I wandered old files tonight trying to find something interesting.  I abandoned the darker stories for this one.  This is the opening of a small collection of stories that I wrote when I wanted to play with my own version of Siddhartha and Candide combined.  I thought it was a nice spring story although we are buried in snow here in South Dakota. 

 

Happy Easter

Jamie

 

Evida

Or How a Forest Girl Discovers the World

 

Evida Takes a Walk and Finds Herself Separate

 

There could be no better place on earth than this the young girl thought as she stepped her toes into the muddy edge of the pool of water to catch a closer look at the water spiders skimming the clouded surface.  She was in a small clearing carved out by road workers who had taken the red soil for their road-like purposes and left behind the moon.
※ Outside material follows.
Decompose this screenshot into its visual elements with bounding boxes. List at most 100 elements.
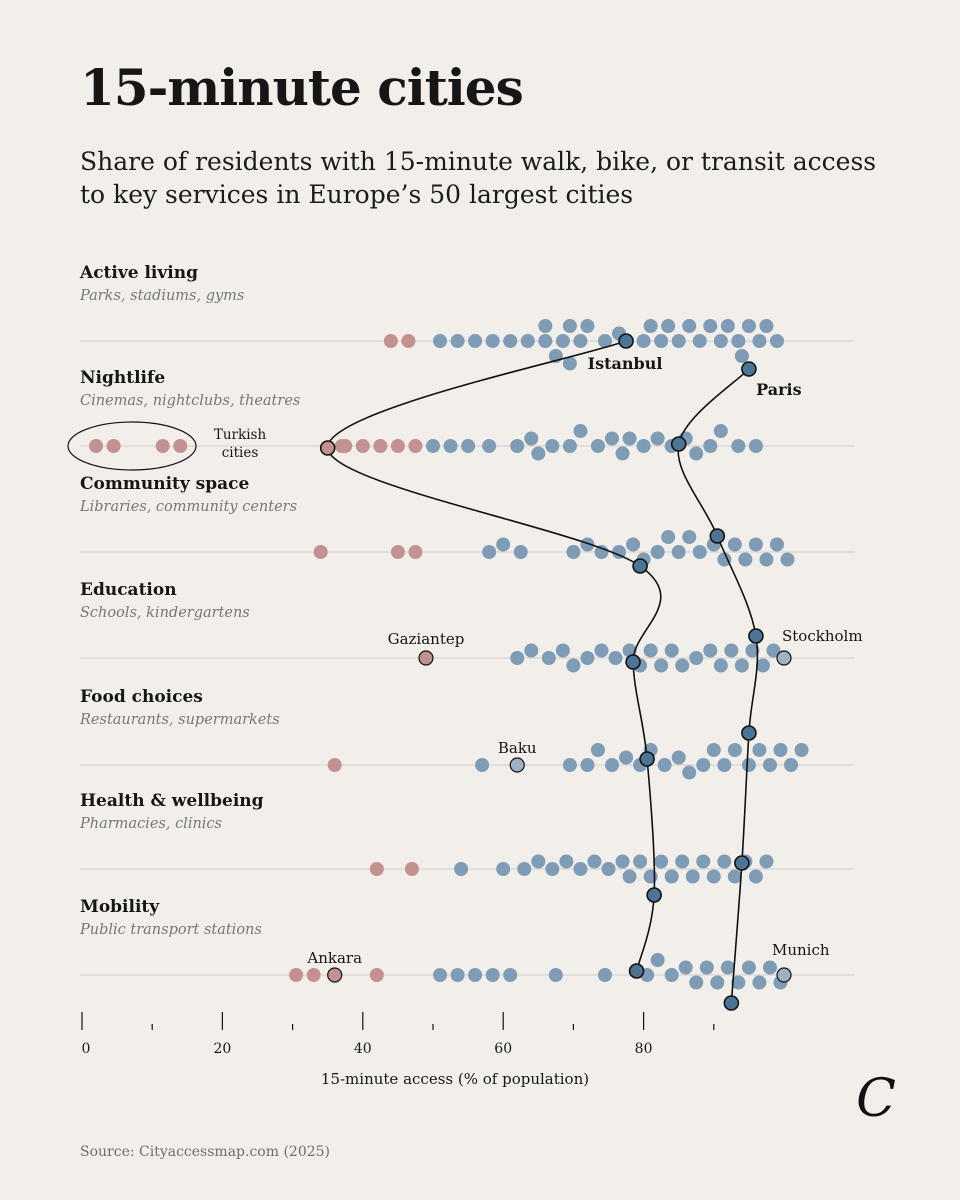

The clearing was dotted with rough craters that filled with water.  Each pool birthed a new universe and was teaming with tadpoles, water spiders, bugs, birds feeding.  Scruffy grasses poked up between the reddish mounds. 

She was eight years old the summer she awoke from childhood to find herself encased in a wrapper of skin that separated her from this beloved world.  Up until that moment, it had not occurred to her that she was separate. 

Evida lived along the northern edge of the nation in what she simply called Blueberry Country in honor of the low bush berries that filled her forest.  No one else ever came to this small, scarred piece of earth but her, and she came daily that spring to watch the transformation between winter and spring.  It was, in truth, a muddy mess, but she loved it.  She ran along the plowed ridges that separated one small pool from another so often that her bare feet padded and packed the sand as if it were an ancient road carrying tribal inhabitants across the Bering Strait. 

Life was good.

Down the road her parents had built a house that sheltered her and her five brothers and two sisters in a cocoon of warmth and safety.  That her dad had tried to defy Mother Nature and built his house in a swamp seemed not to matter to them.  When the ditches filled with murky water, Evida and the other kids leaned over the edge to see the wigglers that bred there by the millions and would soon turn into mosquitoes.  It was a small price to pay for paradise-a few hundred red, itchy welts and the little screamers buzzing them to sleep each night.

Evida couldn’t figure out what was different this spring, different from all the others she had endured in her full eight years.  Something had changed.  The color of a single green leaf bud opening on a twig belonging to the larger tree pierced her eyes almost painfully.  The dry grasses of last year, as they gave way to the newer shoots poking up from some mysterious earth ethos, seemed to say reassuringly, “Never mind.  We go gratefully.  We’ve had our season.” 

Wind, sun, birds, the tiniest flowers-all spoke to her in a language once incomprehensible but now understood clearly as if by magic.  Going to sleep each night was almost a burden, that she must close her eyes to such beauty for the dimmer world of sleep and dreams. 

She took to speaking aloud, only when alone of course, to the many offerings of nature.  I love you, little bird.  I love you tiny clover.  I love you big mamma tree.  I love you creepy little spider on my hand. 

What had caused such an awakening?  She didn’t know, couldn’t understand.  She simply drank the realization in, letting it fill her soul and spirit with such rich nectar that by noon she was drunk, intoxicated and asleep on the grass. 

When she opened her eyes again there was a blue-silk sky wrapping her like a sari.  It was exotic, foreign, scented with the spice of Mother Nature’s unique perfume.  When she stood again and stretched her arms to touch the blue silk, she glanced down and saw the imprint of her own small body in the grass.  She felt just the slightest shiver of what could be fear or foreboding, a wisp of warning of things to come, but she tossed her blonde hair and walked off.

Thirty years later, she would return to this same spot, now an overgrown piece of the forest once again, desperate to find the slightest indentation she had left on Mother Earth.